Apostolos Kokkinis est dentiste au dispensaire de Thessalonique. Il a rappelé que ce dispensaire est parti d’une initiative des salariés de la santé consécutive à une grève de la faim de réfugiés. Le 7 novembre 2011, le dispensaire ouvrait dans une salle de la bourse du travail de Thessalonique mise à leur disposition, avec des dons de matériels médicaux de personnes partant à la retraite et de médicaments en provenance de particuliers et de pharmacies. Quatre ans après, le dispensaire est toujours actif et n’est pas avare en matière de communication, concerts, expositions photographiques, films, campagne de dons financiers et intervention dans les écoles. Son action politique est claire, appel à la désobéissance des personnels médicaux pour refuser l’exclusion dans l’accès aux soins, refus de toute discrimination dans l’accès au dispensaire et actions contre le parti néo nazi Aube Dorée dont les officines ne s’adressent qu’aux seuls grecs. Le rôle des dispensaires n’est-il pas au final de briser la solitude pour organiser l’offensive ? « Quand une personne tombe, les autres le font tenir debout », résume la philosophie de son activité.
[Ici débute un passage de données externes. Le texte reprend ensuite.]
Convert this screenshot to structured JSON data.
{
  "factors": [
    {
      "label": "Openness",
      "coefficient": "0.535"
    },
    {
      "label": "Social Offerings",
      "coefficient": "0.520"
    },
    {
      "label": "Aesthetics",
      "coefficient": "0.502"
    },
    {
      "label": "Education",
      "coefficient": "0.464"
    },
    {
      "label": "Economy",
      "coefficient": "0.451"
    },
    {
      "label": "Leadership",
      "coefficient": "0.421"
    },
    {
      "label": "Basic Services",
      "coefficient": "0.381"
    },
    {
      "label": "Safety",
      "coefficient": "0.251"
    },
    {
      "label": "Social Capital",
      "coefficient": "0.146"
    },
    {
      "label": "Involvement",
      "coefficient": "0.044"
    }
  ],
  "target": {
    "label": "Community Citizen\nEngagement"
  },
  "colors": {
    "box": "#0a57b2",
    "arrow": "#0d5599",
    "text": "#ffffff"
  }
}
Une grande partie de la discussion a porté sur le nouveau gouvernement et l’application du troisième mémorandum signé en juillet 2015. Tout le monde s’accorde à constater que les promesses de rétablir le système de santé public ne seront évidemment pas tenues. Theodoros Zdoukos estime cependant que « le gouvernement de Syriza est plus susceptible d’entendre la revendication » et qu’en retour « le mouvement met plus de pression à son égard ». Il rappelle d’ailleurs malicieusement que l’actuel ministre de la santé est un ancien fondateur du dispensaire de Rethymno en Crète. Un autre participant a rappelé que cette lutte concerne l’ensemble des pays européens comme en témoigne l’existence du réseau européen contre la privatisation et la commercialisation de la santé et de la protection sociale. Une participante du collectif de l’Yonne, qui a parrainé le dispensaire du Pirée et a récemment visité celui-ci, a indiqué à quel point les grecs « pensent que les autres peuples ne doivent pas vivre cela ». En intervenant sur les marchés de sa région, elle a été touchée par le nombre de gens qui apportaient des médicaments ou du matériel médical, actuellement stockés dans son garage, et espère que, rapidement, un camion partira pour la Grèce.

On le voit, l’expérience des dispensaires sociaux solidaires est loin de s’éteindre, une bonne nouvelle dans un environnement funeste.